UPDATE: David replies:
The cemetery was in use until 1948! The graves are perfectly visible although they show signs of lack of upkeep. It's not as if they weren't known about and only showed up after construction work began.

Well, okay, but some of the media reports make it sound more complicated. A Chicago Tribune article says:
he 3-acre construction site is on part of what was once the sprawling Mamilla Cemetery, the largest Muslim graveyard in Jerusalem. In continuous use from the 12th Century until 1927, the cemetery contained hundreds of graves, including the tombs of scores of eminent Muslims: scholars, judges, fighters and holy men.

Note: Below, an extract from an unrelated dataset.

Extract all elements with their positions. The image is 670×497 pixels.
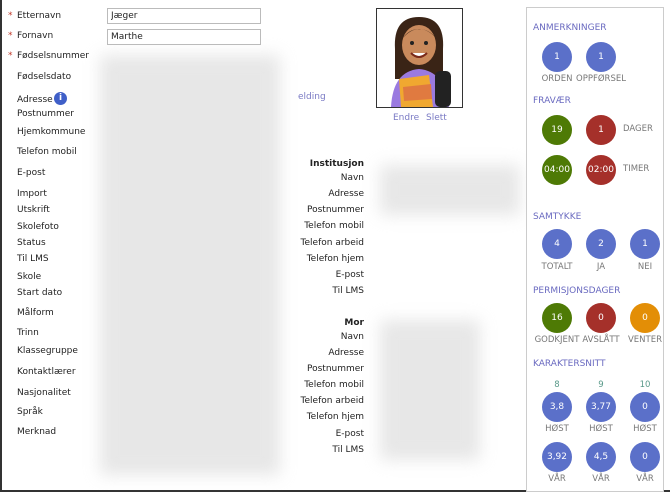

But after burials were stopped at the cemetery, it fell into disuse, and large parts of it were used for other purposes.

In the late 1920s, the Palestinian leader and mufti of Jerusalem, Haj Amin al-Husseini, sanctioned the relocation of bones found during construction of a hotel built by the Supreme Muslim Council on former cemetery grounds.

A city park was built over much of the land in the 1960s, as well as schools and a hotel. In the 1980s a municipal parking lot was built in the area where the new museum is supposed to go up.

In its petition to the Israeli Supreme Court, the Al Aqsa Foundation, linked to the Islamic Movement, argues that under religious law, the sanctity of a Muslim cemetery is immutable and that it is forbidden to remove human remains or build on the area.

But expert opinions solicited by the Wiesenthal Center cite rulings by some prominent Muslim scholars permitting the use of abandoned cemetery land for farming or construction after the remains of the dead have decomposed, a period of more than 30 years.

Such a ruling obtained in 1964 enabled the construction of the park on most of the area of the Mamilla Cemetery, and similar rulings in 2001 allowed the clearing of cemeteries in Egypt for the construction of a ring road around Cairo, according to Shmuel Berkovitz, an Israeli attorney and expert on holy sites who submitted an opinion to the court.

And an Arutz Sheva article says the following:
The land for the project, which was purchased by the Simon Wiesenthal Center, was a parking lot at the time of the sale, and according to Center spokesperson Hagai Elias, was not a cemetery. Muslim leaders maintain that the parking lot itself was built above the remnants of the cemetery.

I am not qualified to evaluate these claims. I blog, you decide.

David also reports that the site was a well-known cruising spot where gay Jews and Arabs could meet each other, which I suppose would not make the political situation any less complicated.

UPDATE: David replies:
Its a while since I was in J'lem and it wd appear from the articles you quote that the building site is somewhat to the north of the main cruising ground. However if the 'parking lot' is the one I think it must be I seem to remember some graves still visible next to it.
No Jewish cememtery still in use in the 20th century would ever be built on. And when development was going on near Gan Sacher for a yehiva (on ?Sderot Ben Zvi?) which required clearing a rock face at least one second temple tomb which was found was left incongruously intact between two buildings set back into the rock face on either side of it.